Most people can tell you all about vitamin C. Most people know that the sun provides us with vitamin D. And most people even know that vitamins B and A are necessary for a healthy body and that vitamin E is great for healthy skin. We’ve got Vitamins A, B, C, D and E. What about F through I? And what is Vitamin K?
The fact is: there are no vitamins F through I – we jump straight to K. Vitamin K, a fat-soluble vitamin, is most well known because it is required by the body to help clot the blood. It was named after the German word for coagulation, which is spelled “koagulation”.
More about Vitamin K
Not only is Vitamin K required for healthy blood clotting, it’s also required for healthy bones. Those with a lower level of Vitamin K are at a much higher risk of bone fractures.
Scientists are still working on better understanding this elusive vitamin. There have been some studies that seem to link a Vitamin K deficiency to an increased risk of heart disease. There are also studies that show a link between proper levels of Vitamin K and healthy veins and arteries. In older men, deficiencies of vitamin K have been linked to greater insulin resistance.
Vitamin K is found in both plant foods and animal sources. These include dark, leafy greens, such as spinach or kale. Green herbs, such as parsley, basil, cilantro and sage include higher levels of vitamin K. Animal foods include pastured-eggs, grass-fed cow’s milk, tuna, salmon, grass-fed beef and sardines.
One form of the vitamin (K2) is also found in ripe fermented cheeses and natto – a naturally fermented soy food. At this time, it is unknown whether other naturally fermented foods, such as sauerkraut, kefir or yogurt have higher levels of K2 or how the body synthesizes it.
Please note – naturally fermented foods are not normally found for sale in the average supermarket. The sauerkraut or yogurt at the local store is probably not naturally fermented as it is made with modern methods.

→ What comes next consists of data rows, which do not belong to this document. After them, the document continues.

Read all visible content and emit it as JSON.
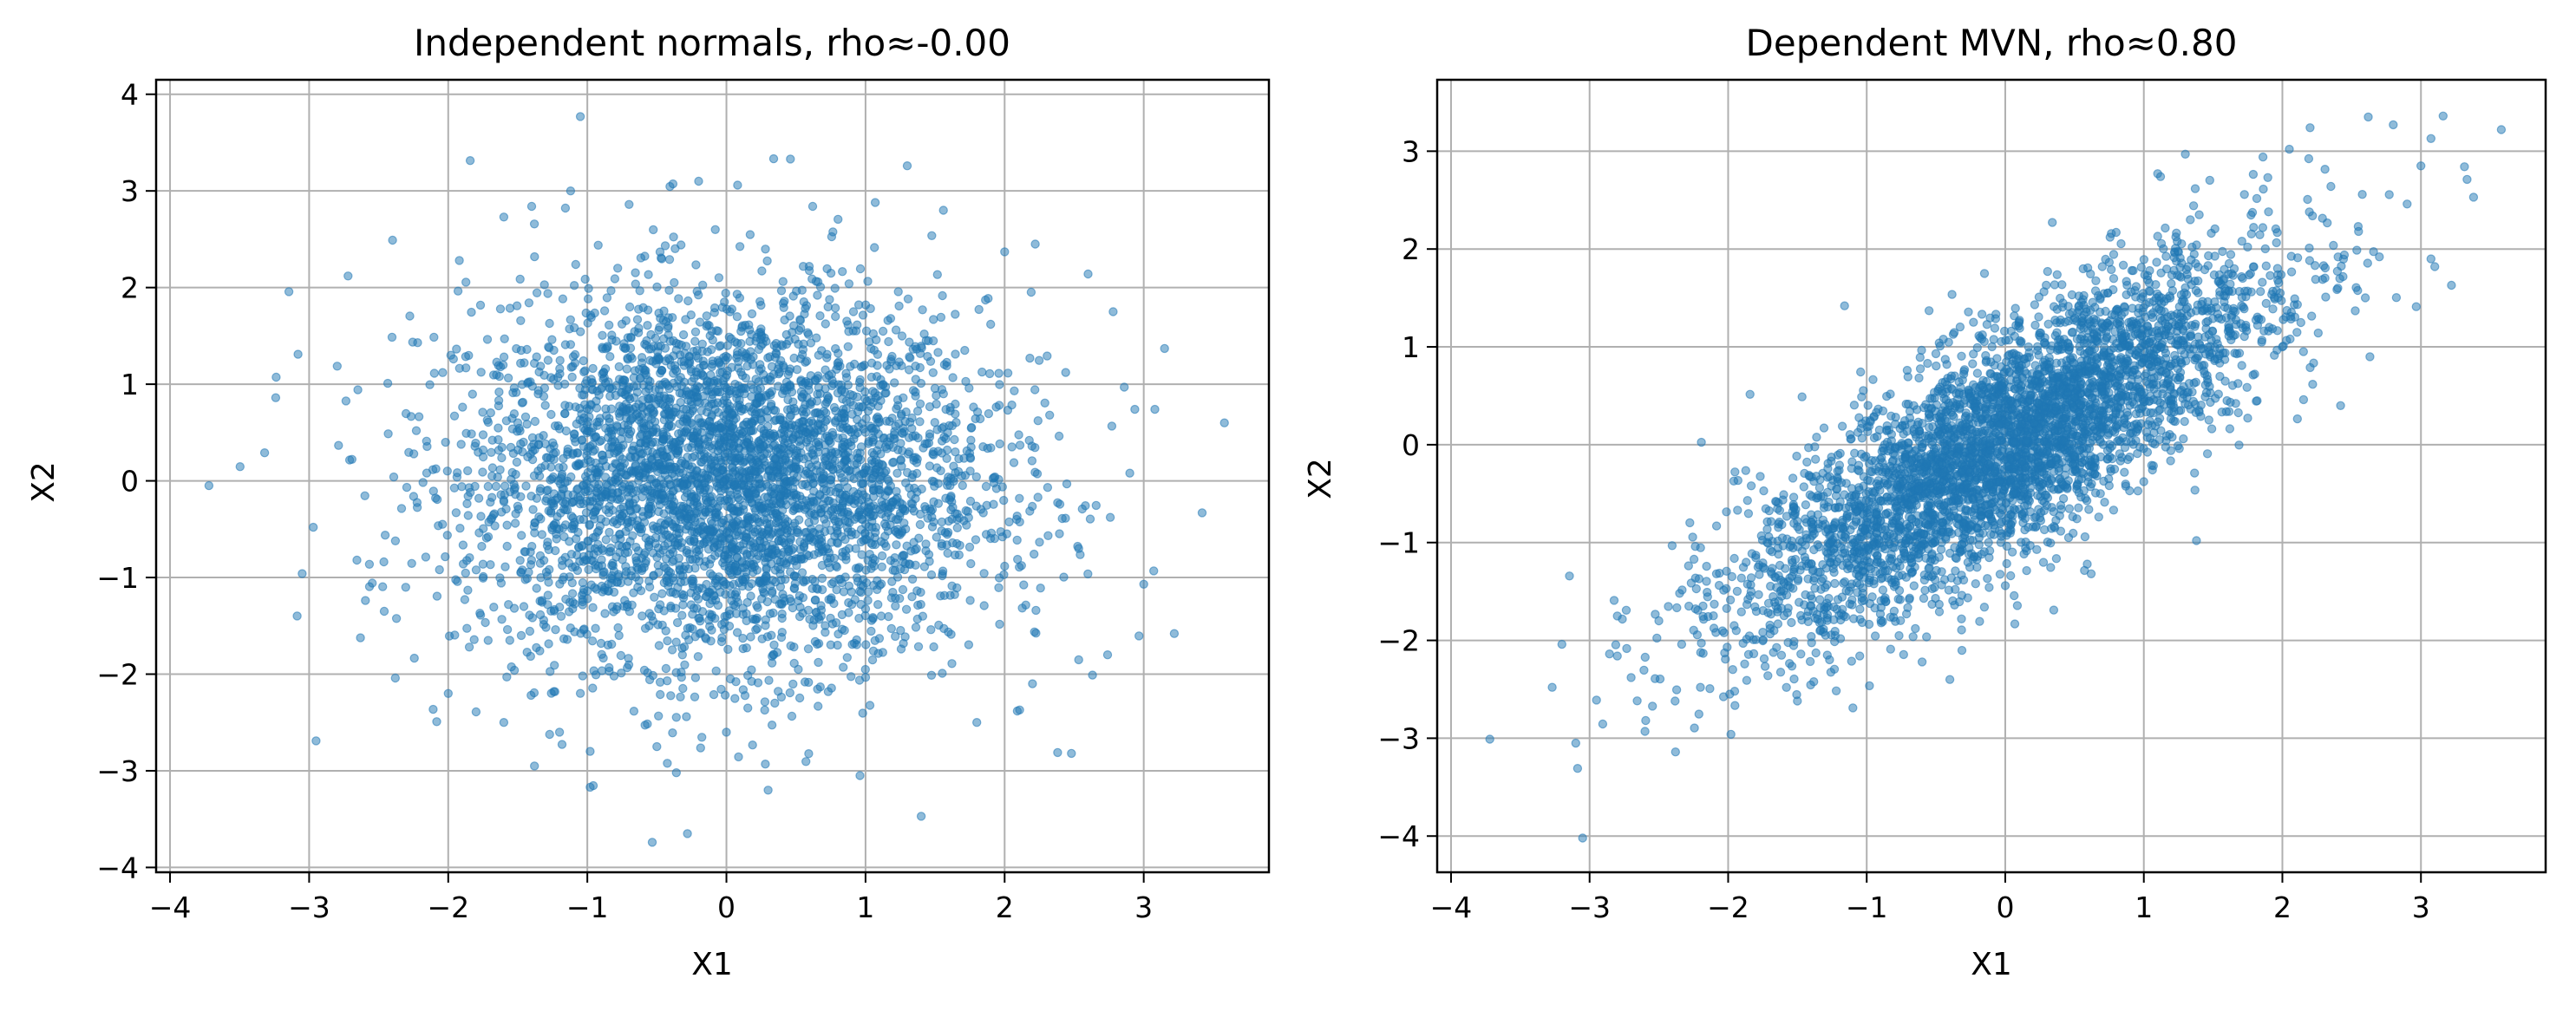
{
  "figure": {
    "panel_count": 2
  },
  "chart_data": [
    {
      "type": "scatter",
      "title": "Independent normals, rho≈-0.00",
      "xlabel": "X1",
      "ylabel": "X2",
      "xlim": [
        -4.1,
        3.9
      ],
      "ylim": [
        -4.05,
        4.15
      ],
      "xticks": [
        -4,
        -3,
        -2,
        -1,
        0,
        1,
        2,
        3
      ],
      "yticks": [
        -4,
        -3,
        -2,
        -1,
        0,
        1,
        2,
        3,
        4
      ],
      "xtick_labels": [
        "−4",
        "−3",
        "−2",
        "−1",
        "0",
        "1",
        "2",
        "3"
      ],
      "ytick_labels": [
        "−4",
        "−3",
        "−2",
        "−1",
        "0",
        "1",
        "2",
        "3",
        "4"
      ],
      "grid": true,
      "legend": "none",
      "color": "#1f77b4",
      "marker_alpha": 0.5,
      "correlation": 0.0,
      "points": [
        [
          -3.72,
          -0.05
        ],
        [
          -3.32,
          0.29
        ],
        [
          -3.24,
          0.86
        ],
        [
          -3.08,
          1.31
        ],
        [
          -3.05,
          -0.96
        ],
        [
          -2.97,
          -0.48
        ],
        [
          -2.95,
          -2.69
        ],
        [
          -2.72,
          2.12
        ],
        [
          -2.4,
          2.49
        ],
        [
          -2.46,
          -1.35
        ],
        [
          -2.38,
          -2.04
        ],
        [
          -2.22,
          1.43
        ],
        [
          -2.0,
          -2.2
        ],
        [
          -1.92,
          2.28
        ],
        [
          -1.8,
          -2.39
        ],
        [
          -1.6,
          2.73
        ],
        [
          -1.6,
          -2.5
        ],
        [
          -1.4,
          2.84
        ],
        [
          -1.38,
          -2.95
        ],
        [
          -1.2,
          -2.6
        ],
        [
          -1.12,
          3.0
        ],
        [
          -1.05,
          3.77
        ],
        [
          -0.98,
          -3.17
        ],
        [
          -0.7,
          2.86
        ],
        [
          -0.5,
          -2.75
        ],
        [
          -0.36,
          -3.02
        ],
        [
          -0.28,
          -3.65
        ],
        [
          -0.2,
          3.1
        ],
        [
          -0.08,
          2.6
        ],
        [
          0.0,
          -2.6
        ],
        [
          0.08,
          3.06
        ],
        [
          0.3,
          -3.2
        ],
        [
          0.28,
          -2.93
        ],
        [
          0.46,
          3.33
        ],
        [
          0.62,
          2.84
        ],
        [
          0.96,
          -3.05
        ],
        [
          1.07,
          2.88
        ],
        [
          1.3,
          3.26
        ],
        [
          1.4,
          -3.47
        ],
        [
          1.56,
          2.8
        ],
        [
          1.8,
          -2.5
        ],
        [
          2.0,
          2.37
        ],
        [
          2.22,
          2.45
        ],
        [
          2.2,
          -2.1
        ],
        [
          2.48,
          -2.82
        ],
        [
          2.6,
          2.14
        ],
        [
          2.78,
          1.75
        ],
        [
          3.08,
          0.74
        ],
        [
          3.0,
          -1.07
        ],
        [
          3.15,
          1.37
        ],
        [
          3.22,
          -1.58
        ],
        [
          3.42,
          -0.33
        ],
        [
          3.58,
          0.6
        ],
        [
          2.86,
          0.97
        ],
        [
          2.9,
          0.08
        ],
        [
          2.74,
          -1.8
        ]
      ]
    },
    {
      "type": "scatter",
      "title": "Dependent MVN, rho≈0.80",
      "xlabel": "X1",
      "ylabel": "X2",
      "xlim": [
        -4.1,
        3.9
      ],
      "ylim": [
        -4.37,
        3.73
      ],
      "xticks": [
        -4,
        -3,
        -2,
        -1,
        0,
        1,
        2,
        3
      ],
      "yticks": [
        -4,
        -3,
        -2,
        -1,
        0,
        1,
        2,
        3
      ],
      "xtick_labels": [
        "−4",
        "−3",
        "−2",
        "−1",
        "0",
        "1",
        "2",
        "3"
      ],
      "ytick_labels": [
        "−4",
        "−3",
        "−2",
        "−1",
        "0",
        "1",
        "2",
        "3"
      ],
      "grid": true,
      "legend": "none",
      "color": "#1f77b4",
      "marker_alpha": 0.5,
      "correlation": 0.8,
      "points": [
        [
          -3.72,
          -3.01
        ],
        [
          -3.05,
          -4.02
        ],
        [
          -3.1,
          -3.05
        ],
        [
          -3.27,
          -2.48
        ],
        [
          -3.2,
          -2.04
        ],
        [
          -2.95,
          -2.61
        ],
        [
          -2.8,
          -2.16
        ],
        [
          -2.6,
          -2.93
        ],
        [
          -2.38,
          -3.14
        ],
        [
          -2.2,
          -2.48
        ],
        [
          -2.1,
          -1.63
        ],
        [
          -1.98,
          -2.96
        ],
        [
          -1.86,
          -0.57
        ],
        [
          -1.8,
          -1.13
        ],
        [
          -1.5,
          -2.62
        ],
        [
          -1.4,
          -1.96
        ],
        [
          -1.16,
          1.42
        ],
        [
          -1.1,
          -2.69
        ],
        [
          -0.6,
          -2.22
        ],
        [
          -0.55,
          1.37
        ],
        [
          -0.4,
          -2.4
        ],
        [
          -0.3,
          0.72
        ],
        [
          -0.15,
          1.75
        ],
        [
          0.0,
          -1.44
        ],
        [
          0.35,
          -1.69
        ],
        [
          0.62,
          -1.32
        ],
        [
          0.8,
          2.17
        ],
        [
          1.1,
          2.77
        ],
        [
          1.3,
          2.97
        ],
        [
          1.1,
          2.13
        ],
        [
          1.38,
          -0.98
        ],
        [
          1.6,
          0.45
        ],
        [
          1.86,
          2.94
        ],
        [
          1.9,
          2.38
        ],
        [
          2.0,
          1.0
        ],
        [
          2.05,
          3.02
        ],
        [
          2.2,
          3.24
        ],
        [
          2.35,
          2.64
        ],
        [
          2.4,
          1.6
        ],
        [
          2.42,
          0.4
        ],
        [
          2.62,
          3.35
        ],
        [
          2.8,
          3.27
        ],
        [
          2.9,
          2.46
        ],
        [
          3.0,
          2.85
        ],
        [
          3.1,
          1.82
        ],
        [
          3.16,
          3.36
        ],
        [
          3.22,
          1.63
        ],
        [
          3.38,
          2.53
        ],
        [
          3.58,
          3.22
        ],
        [
          2.55,
          2.18
        ],
        [
          2.7,
          1.92
        ],
        [
          1.4,
          2.35
        ],
        [
          -2.5,
          -1.8
        ],
        [
          -2.7,
          -2.38
        ],
        [
          -1.3,
          -1.46
        ],
        [
          0.7,
          1.82
        ]
      ]
    }
  ]
}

It is usually recommended that adult females get 90 micrograms of Vitamin K per day. Adult males should get 120 micrograms per day. Two cups of romaine lettuce, one cup of asparagus, 3 cups of celery all have approximately 90 micrograms of K. In comparison, one cup of kale has approximately 900 micrograms, while one cup of spinach, mustard greens, collard greens or beet greens have more than 400 micrograms.

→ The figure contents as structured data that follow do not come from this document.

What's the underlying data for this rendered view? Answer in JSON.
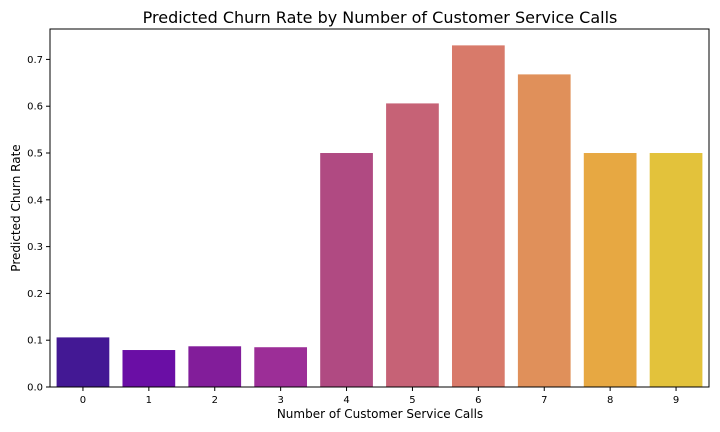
{
  "chart_data": {
    "type": "bar",
    "title": "Predicted Churn Rate by Number of Customer Service Calls",
    "xlabel": "Number of Customer Service Calls",
    "ylabel": "Predicted Churn Rate",
    "categories": [
      "0",
      "1",
      "2",
      "3",
      "4",
      "5",
      "6",
      "7",
      "8",
      "9"
    ],
    "values": [
      0.106,
      0.079,
      0.087,
      0.085,
      0.5,
      0.606,
      0.73,
      0.668,
      0.5,
      0.5
    ],
    "colors": [
      "#431894",
      "#6a0ea5",
      "#821d9a",
      "#9c2e97",
      "#b04a82",
      "#c66276",
      "#d87a6a",
      "#e0905a",
      "#e7a842",
      "#e3c23b"
    ],
    "ylim": [
      0,
      0.765
    ],
    "yticks": [
      "0.0",
      "0.1",
      "0.2",
      "0.3",
      "0.4",
      "0.5",
      "0.6",
      "0.7"
    ],
    "grid": false,
    "legend": "none"
  }
}
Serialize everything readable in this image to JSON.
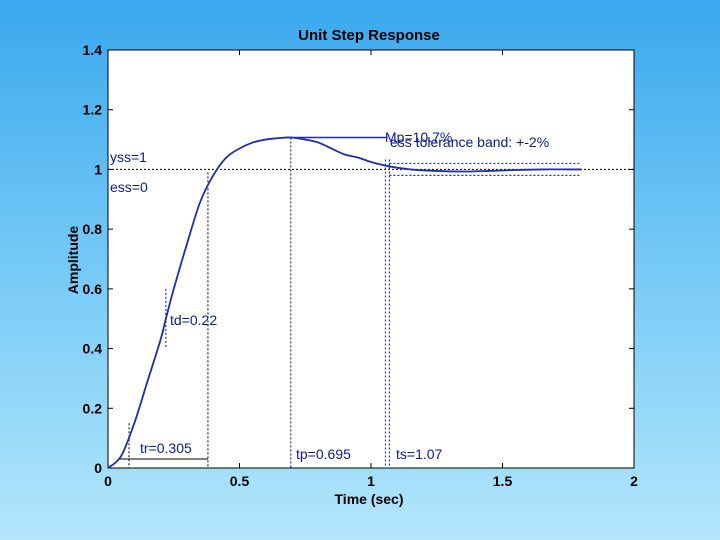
{
  "chart_data": {
    "type": "line",
    "title": "Unit Step Response",
    "xlabel": "Time (sec)",
    "ylabel": "Amplitude",
    "xlim": [
      0,
      2
    ],
    "ylim": [
      0,
      1.4
    ],
    "x_ticks": [
      0,
      0.5,
      1,
      1.5,
      2
    ],
    "x_tick_labels": [
      "0",
      "0.5",
      "1",
      "1.5",
      "2"
    ],
    "y_ticks": [
      0,
      0.2,
      0.4,
      0.6,
      0.8,
      1,
      1.2,
      1.4
    ],
    "y_tick_labels": [
      "0",
      "0.2",
      "0.4",
      "0.6",
      "0.8",
      "1",
      "1.2",
      "1.4"
    ],
    "series": [
      {
        "name": "step response",
        "color": "#1c2fae",
        "x": [
          0,
          0.05,
          0.1,
          0.15,
          0.2,
          0.22,
          0.25,
          0.3,
          0.35,
          0.4,
          0.45,
          0.5,
          0.55,
          0.6,
          0.65,
          0.695,
          0.75,
          0.8,
          0.85,
          0.9,
          0.95,
          1.0,
          1.07,
          1.15,
          1.25,
          1.35,
          1.45,
          1.55,
          1.65,
          1.75,
          1.8
        ],
        "values": [
          0,
          0.04,
          0.15,
          0.29,
          0.43,
          0.5,
          0.6,
          0.75,
          0.89,
          0.98,
          1.04,
          1.07,
          1.09,
          1.1,
          1.105,
          1.107,
          1.1,
          1.09,
          1.07,
          1.05,
          1.04,
          1.025,
          1.01,
          1.0,
          0.995,
          0.993,
          0.995,
          0.998,
          1.0,
          1.0,
          1.0
        ]
      }
    ],
    "reference_lines": {
      "steady_state": 1,
      "tolerance_upper": 1.02,
      "tolerance_lower": 0.98,
      "overshoot_peak": 1.107,
      "td_marker_y": [
        0.4,
        0.6
      ],
      "tr_marker_y": [
        0,
        0.15
      ]
    },
    "markers": [
      {
        "key": "td",
        "x": 0.22,
        "label": "td=0.22"
      },
      {
        "key": "tr",
        "x": 0.305,
        "label": "tr=0.305"
      },
      {
        "key": "tp",
        "x": 0.695,
        "label": "tp=0.695"
      },
      {
        "key": "ts",
        "x": 1.07,
        "label": "ts=1.07"
      }
    ],
    "annotations": {
      "yss": "yss=1",
      "ess": "ess=0",
      "mp": "Mp=10.7%",
      "tolerance": "ess tolerance band: +-2%"
    }
  }
}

Although a Vitamin K deficiency is rare, some symptoms include easy bruising, blood not clotting when cut, cuts not healing and even blood in the urine.
Types of Vitamin K
Vitamin K1: Is also known as phylloquinones and is found in plant foods. This goes directly to your liver and is used to clot blood.
Vitamin K2: Also known as menaquinones, this vitamin is found in animal products and also found in naturally fermented plant foods through the creation of healthy bacteria. This vitamin goes towards healthy blood vessels and bones and may help prevent heart disease and osteoporosis.
Vitamin K3: This is also known as medadione and is not naturally found in foods. In fact, it is synthetic form of the vitamin and not recommended for use.